The more agile way is to preserve as much of the raw data as possible and allow downstream apps to make their own decisions regarding data processing and aggregation
Kafka Connect is a part of Apache Kafka and provides a scalable and reliable way to move data between Kafka and other datastores. There is no need to install it separately.
Provides APIs and a runtime to develop and run connector plugins
Kafka Connect Sink is used to export data from Kafka to external databases.
Kafka Connect Source is used to import from external databases into Kafka.
You cannot have more sink tasks (= consumers) than the number of partitions
Kafka Connect runs as a cluster of worker processes
Kafka Connect also has a standalone mode
Look at the Connect worker log after deleting a connector, you should see all other connectors restarting their tasks. They are restarting in order to rebalance the remaining tasks between the workers and ensure equivalent workloads after a connector was removed.

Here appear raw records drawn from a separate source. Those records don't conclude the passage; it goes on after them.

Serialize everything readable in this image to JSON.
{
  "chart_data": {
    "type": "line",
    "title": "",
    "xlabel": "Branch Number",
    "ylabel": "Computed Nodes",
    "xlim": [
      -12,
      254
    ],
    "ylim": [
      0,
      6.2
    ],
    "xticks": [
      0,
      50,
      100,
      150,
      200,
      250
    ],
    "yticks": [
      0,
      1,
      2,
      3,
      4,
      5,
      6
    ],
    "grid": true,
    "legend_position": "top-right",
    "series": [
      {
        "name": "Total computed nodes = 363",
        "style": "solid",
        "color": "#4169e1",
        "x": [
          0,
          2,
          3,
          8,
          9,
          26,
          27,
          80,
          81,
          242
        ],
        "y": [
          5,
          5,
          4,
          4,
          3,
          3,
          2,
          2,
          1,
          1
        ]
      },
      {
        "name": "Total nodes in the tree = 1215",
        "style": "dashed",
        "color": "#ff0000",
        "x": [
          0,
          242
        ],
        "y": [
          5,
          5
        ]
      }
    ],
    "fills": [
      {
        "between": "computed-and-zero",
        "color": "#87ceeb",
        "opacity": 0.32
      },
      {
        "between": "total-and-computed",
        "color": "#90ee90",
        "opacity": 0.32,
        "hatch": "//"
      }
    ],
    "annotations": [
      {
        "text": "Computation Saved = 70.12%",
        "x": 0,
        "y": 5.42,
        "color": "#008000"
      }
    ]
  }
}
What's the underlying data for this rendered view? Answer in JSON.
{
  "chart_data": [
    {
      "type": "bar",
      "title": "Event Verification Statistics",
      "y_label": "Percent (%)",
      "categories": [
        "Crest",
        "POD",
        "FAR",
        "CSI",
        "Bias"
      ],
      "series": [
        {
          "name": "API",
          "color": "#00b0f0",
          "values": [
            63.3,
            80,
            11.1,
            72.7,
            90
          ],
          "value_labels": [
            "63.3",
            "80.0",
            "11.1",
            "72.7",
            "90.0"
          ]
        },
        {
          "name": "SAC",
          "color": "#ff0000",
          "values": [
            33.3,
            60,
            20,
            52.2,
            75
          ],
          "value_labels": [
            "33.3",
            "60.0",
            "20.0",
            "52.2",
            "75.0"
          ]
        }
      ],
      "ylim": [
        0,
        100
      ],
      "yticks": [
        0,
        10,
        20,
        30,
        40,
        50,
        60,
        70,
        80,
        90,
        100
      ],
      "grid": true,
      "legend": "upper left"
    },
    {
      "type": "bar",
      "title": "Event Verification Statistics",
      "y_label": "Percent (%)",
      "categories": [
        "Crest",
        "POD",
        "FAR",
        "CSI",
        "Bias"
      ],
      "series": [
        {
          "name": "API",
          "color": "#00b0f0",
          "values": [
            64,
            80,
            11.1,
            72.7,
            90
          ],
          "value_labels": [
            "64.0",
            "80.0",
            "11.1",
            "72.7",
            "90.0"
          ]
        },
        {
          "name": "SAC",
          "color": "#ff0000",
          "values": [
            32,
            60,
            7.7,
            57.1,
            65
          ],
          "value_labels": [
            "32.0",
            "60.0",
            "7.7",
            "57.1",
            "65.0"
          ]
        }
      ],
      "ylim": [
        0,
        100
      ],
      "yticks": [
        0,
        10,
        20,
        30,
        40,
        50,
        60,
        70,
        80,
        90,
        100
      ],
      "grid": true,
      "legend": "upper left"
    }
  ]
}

bootstrap.servers: A list of Kafka brokers that Connect will work with
group.id: All workers with the same group ID are part of the same Connect cluster
key.converter: Set the converter for the key. Default is JSON format using the JSONConverter key.converter.schema.enable=true/false -- JSON messages can include a schema or be schema-less key.converter.schema.registry.url -- Avro
value.converter: Set the converter for the value. Default is JSON format using the JSONConverter value.converter.schema.enable=true/false -- JSON messages can include a schema or be schema-less value.converter.schema.registry.url -- Avro
rest.host.name and rest.port Connectors are typically configured and monitored through the REST API of Kafka Connect.
Connector plugins implement the connector API, which includes two parts:
Determining how many tasks will run for the connector - choosing the lower of max.tasks
Deciding how to split the data-copying work between the tasks
Getting configurations for the tasks from the workers and passing it along
When the source connector returns a list of records, which includes the source partition and offset for each record, the worker sends the records to Kafka brokers. If the brokers successfully acknowledge the records, the worker then stores the offsets of the records it sent to Kafka.
Sink connectors have an opposite but similar workflow: they read Kafka records, which already have a topic, partition, and offset identifiers. Then they call the connector put() method that should store those records in the destination system. If the connector reports success, they commit the offsets they’ve given to the connector back to Kafka, using the usual consumer commit methods.